Così l’ho abbracciata e le ho detto di non preoccuparsi che tanto ‘sta storia dello sviluppo più che altro mi sembra una gran rottura di scatole e che per me, a parte il fastidio, non cambia niente.

Quando sono tornata a casa l’ho detto a mamma.  Beh quello sì è stato un incubo.  Prima è scoppiata a piangere, poi si è messa a ridere. Mi ha baciata e abbracciata strizzandomi come uno straccio bagnato.

–       Olivella mia che si è fatta grande!  Mamma mia che impressione!-

Continuava a ripetere questa cosa neanche le avessi detto che avevo ricevuto il dono di fare miracoli. Si è attaccata al telefono per annunciare la buona novella. L’ha detto alle zie, agli zii, alle nonne, quindi è passata ai cugini di secondo e terzo grado e infine alle amiche.

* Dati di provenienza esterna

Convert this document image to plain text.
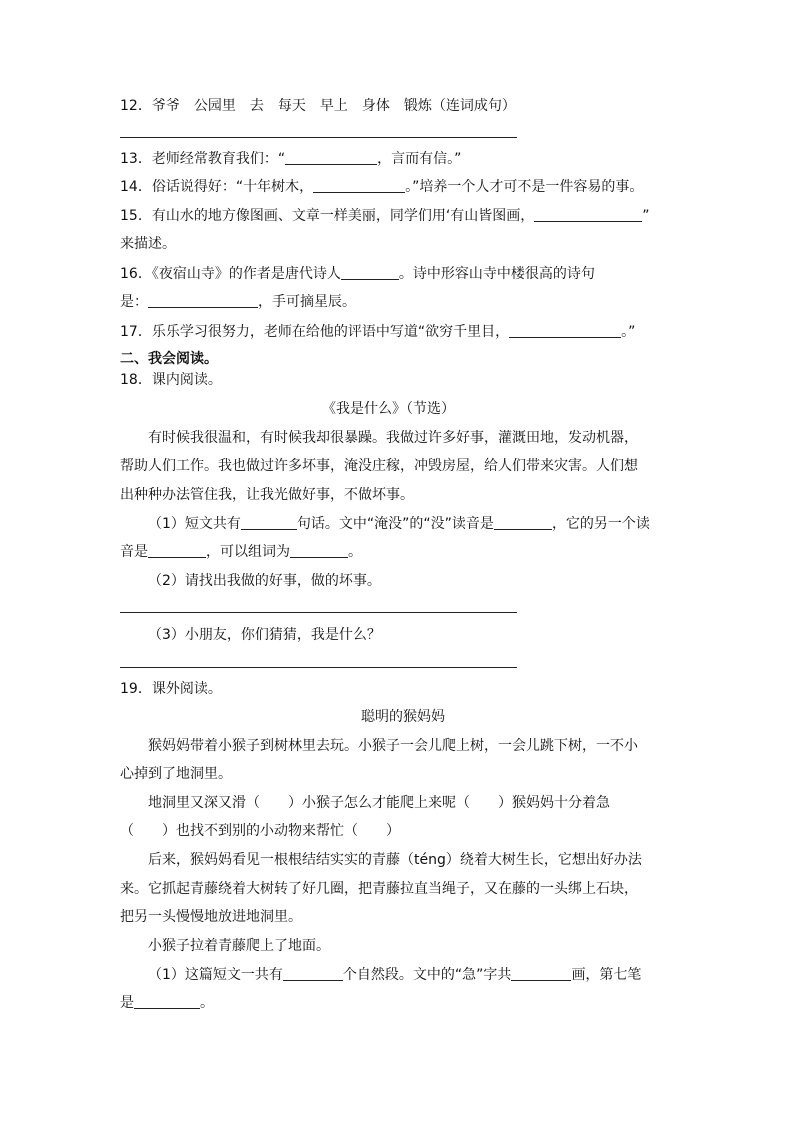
12．爷爷　公园里　去　每天　早上　身体　锻炼（连词成句）
13．老师经常教育我们：“	，言而有信。”
14．俗话说得好：“十年树木，	。”培养一个人才可不是一件容易的事。
15．有山水的地方像图画、文章一样美丽，同学们用‘有山皆图画，	”
来描述。
16．《夜宿山寺》的作者是唐代诗人	。诗中形容山寺中楼很高的诗句
是：	，手可摘星辰。
17．乐乐学习很努力，老师在给他的评语中写道“欲穷千里目，	。”
二、我会阅读。
18．课内阅读。
《我是什么》（节选）
有时候我很温和，有时候我却很暴躁。我做过许多好事，灌溉田地，发动机器，
帮助人们工作。我也做过许多坏事，淹没庄稼，冲毁房屋，给人们带来灾害。人们想
出种种办法管住我，让我光做好事，不做坏事。
（1）短文共有	句话。文中“淹没”的“没”读音是	，它的另一个读
音是	，可以组词为	。
（2）请找出我做的好事，做的坏事。
（3）小朋友，你们猜猜，我是什么？
19．课外阅读。
聪明的猴妈妈
猴妈妈带着小猴子到树林里去玩。小猴子一会儿爬上树，一会儿跳下树，一不小
心掉到了地洞里。
地洞里又深又滑（　　）小猴子怎么才能爬上来呢（　　）猴妈妈十分着急
（　　）也找不到别的小动物来帮忙（　　）
后来，猴妈妈看见一根根结结实实的青藤（téng）绕着大树生长，它想出好办法
来。它抓起青藤绕着大树转了好几圈，把青藤拉直当绳子，又在藤的一头绑上石块，
把另一头慢慢地放进地洞里。
小猴子拉着青藤爬上了地面。
（1）这篇短文一共有	个自然段。文中的“急”字共	画，第七笔
是	。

–       Sarah si è fatta donna! Adesso è signorina a tutti gli effetti!-

Non faceva che ripetere.  Mi chiedo perché non abbia chiamato anche il “Los Angeles Times”, casomai qualcuno fosse restato all’oscuro.  Quando è tornato papà l’ha accolto sulla porta con un martini:

–       Brindiamo- gli ha detto-  la nostra Sarah è una donnina!-

Papà si è mostrato moderatamente contento e mi ha detto che l’occasione meritava un regalo speciale. Sono partita all’attacco:

–       Davvero?  Allora lo so cosa voglio.  Una gallina, vorrei una gallina.-

La mia richiesta è stata accolta da un silenzio attonito.  Papà è stato il primo a scuotersi.

–       Una gallina Sarah?! Ma che diavolo di regalo è una gallina?-

–       Beh Rick ha Jerry e io vorrei una gallina, senza contare che avremmo uova fresche ogni giorno…-

–       Ma Sarah dove la teniamo!  E poi chi le darà da mangiare e soprattutto chi le tirerà il collo quando è il momento…-

–       Ci penso io pà. Costruisco una gabbia e può mangiare i nostri resti, avanza sempre tanta roba.  E quando sarà il momento le tiro…-

Lui mi ha interrotto furioso:

–       Non ti azzardare neanche a dirlo!  Ci manca solo che ti metti a strangolare galline!-

–       Va bene non glielo tiro.  La facciamo morire di vecchiaia se preferisci.  Dice che da vecchie fanno un brodo buonissimo.  Ti prego papà, ti prego!-

Insomma alla fine ha detto di sì!  Avrò la mia gallina.  Si chiamerà Hennie.  Domani andiamo a comprarla.  Già mi sono informata, sono mesi che le sto dietro a ‘sto pennuto.  Le vendono i cinesi a Downtown.  Che figata, non vedo l’ora di dirlo a Kathy.

Menu del giorno:

A pranzo

Caesar’s Salad (con un sacco di crostini e tante acciughe come piace a me) e corn on the cob.  La pannocchia l’ho cotta a casa, l’ho  strofinata con l’olio e ci ho aggiunto sale e pepe.

A cena

Sushi e tempura di verdure!  Mamma ha fatto Delivery ma per una volta è andata bene così.